Le coup d’État raté est tout de suite imputé par le président turc au prédicateur Fethullah Gülen, un de ses anciens alliés, exilé depuis une vingtaine d’années aux États-Unis, et qui nie toute implication. Dans la foulée de la tentative de putsch, des purges commencent. Elles perdurent aujourd’hui.
Militaires et magistrats dans le viseur
Le 9 juillet dernier, les autorités ont émis des mandats d'arrêt contre près de 250 militaires, dont 176 sont en service actif. «L’armée était auparavant au pouvoir», explique Etienne Copeaux, ancien pensionnaire à l’Institut français d’études anatoliennes et historien de la Turquie contemporaine. «Sa dernière intervention en 1997 a imposé la démission d’un gouvernement islamiste». Dès les années 2000, après son arrivée au pouvoir, Recep Tayyip Erdogan a procédé à plusieurs vagues d’arrestations à l’encontre des militaires. «Aujourd’hui l’armée a été complètement renouvelée, totalement fidèle à Erdogan maintenant».

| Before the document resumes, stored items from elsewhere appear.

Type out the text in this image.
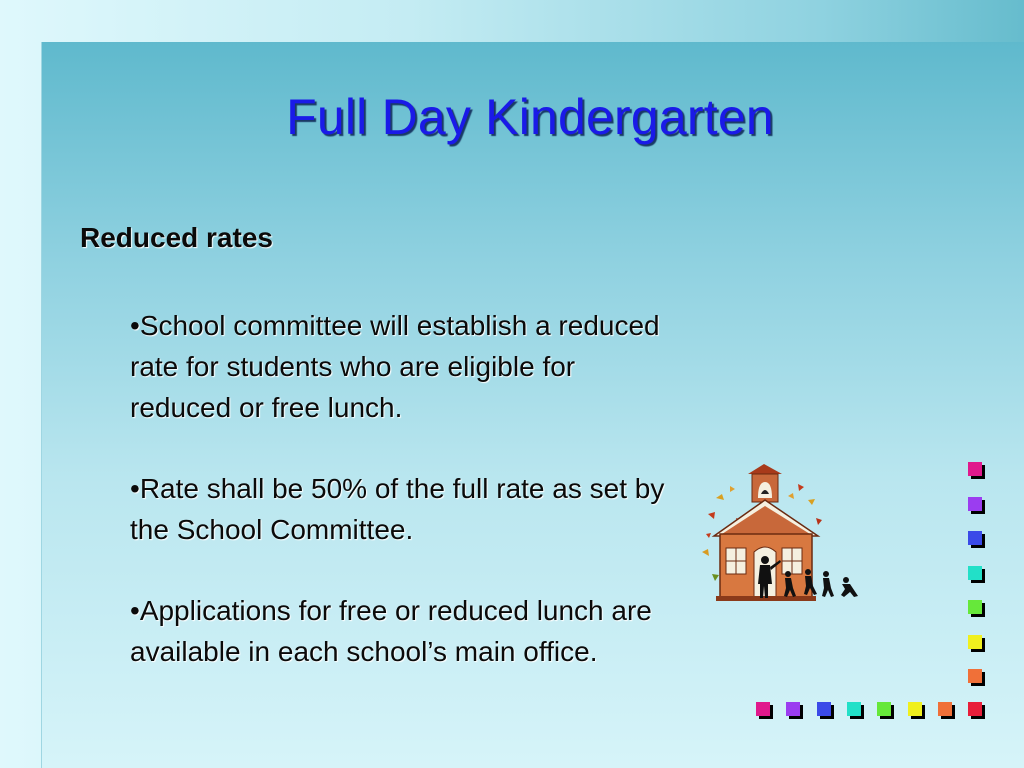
Full Day Kindergarten
Reduced rates
•School committee will establish a reduced rate for students who are eligible for reduced or free lunch.
•Rate shall be 50% of the full rate as set by the School Committee.
•Applications for free or reduced lunch are available in each school’s main office.
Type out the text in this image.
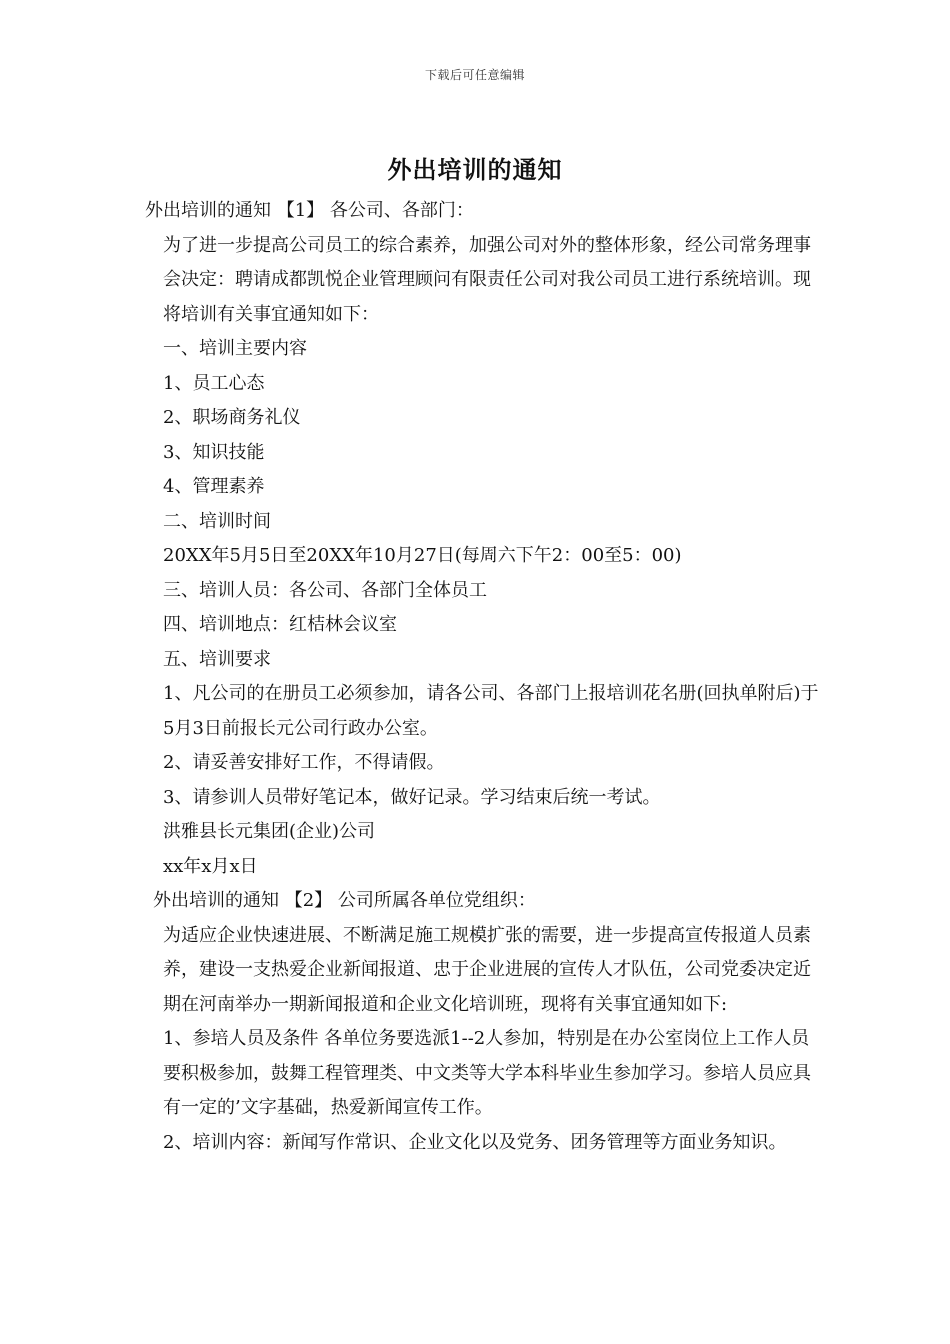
下载后可任意编辑
外出培训的通知

外出培训的通知 【1】 各公司、各部门：

为了进一步提高公司员工的综合素养，加强公司对外的整体形象，经公司常务理事会决定：聘请成都凯悦企业管理顾问有限责任公司对我公司员工进行系统培训。现将培训有关事宜通知如下：

一、培训主要内容

1、员工心态

2、职场商务礼仪

3、知识技能

4、管理素养

二、培训时间

20XX年5月5日至20XX年10月27日(每周六下午2：00至5：00)

三、培训人员：各公司、各部门全体员工

四、培训地点：红桔林会议室

五、培训要求

1、凡公司的在册员工必须参加，请各公司、各部门上报培训花名册(回执单附后)于5月3日前报长元公司行政办公室。

2、请妥善安排好工作，不得请假。

3、请参训人员带好笔记本，做好记录。学习结束后统一考试。

洪雅县长元集团(企业)公司

xx年x月x日

外出培训的通知 【2】 公司所属各单位党组织：

为适应企业快速进展、不断满足施工规模扩张的需要，进一步提高宣传报道人员素养，建设一支热爱企业新闻报道、忠于企业进展的宣传人才队伍，公司党委决定近期在河南举办一期新闻报道和企业文化培训班，现将有关事宜通知如下:

1、参培人员及条件 各单位务要选派1--2人参加，特别是在办公室岗位上工作人员要积极参加，鼓舞工程管理类、中文类等大学本科毕业生参加学习。参培人员应具有一定的’文字基础，热爱新闻宣传工作。

2、培训内容：新闻写作常识、企业文化以及党务、团务管理等方面业务知识。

«Pour procéder à ces purges, le président a destitué des centaines de magistrats et procureurs. Aujourd’hui, la justice n’est plus indépendante», constate Etienne Copeaux. Plus de 510 000 personnes ont été placées en garde à vue et parmi elles, près de 31 000 ont été incarcérées.
La démolition des élites
A ces peines judiciaires s’ajoutent les limogeages massifs. Près de 150 000 fonctionnaires ont été licenciés. Le président Erdogan souhaite «nettoyer» les institutions des partisans de Fethullah Gülen. Des professeurs, notamment ceux qui avaient dénoncé des exactions massives dans le sud-est de la Turquie contre les Kurdes, se voient privés du droit d’enseigner au collège ou à l’université. Ils sont privés de leur passeport. Certains fuient, d’autres se retrouvent à faire des petits boulots dans la rue. Une tragédie individuelle et pour tout le pays, estime Etienne Copeaux. «La Turquie est en train de massacrer son élite». Il reste cependant, note-t-il, une presse libre et une société civile très active, «mais pour combien de temps ?»
«La coercition et l’usage de la force n’est pas une nouveauté dans le pays, mais Erdogan a aggravé la situation». Il y a une dérive autoritaire, constate Etienne Copeaux, mais à quelle fin ? Au-delà de son maintien au pouvoir, et de «sa volonté ou nécessité de faire profiter ses proches de sa position», le président Erdogan règlerait «de manière forte, des problèmes pendant depuis des dizaines d’années dans le pays», notamment la question kurde qui reste centrale.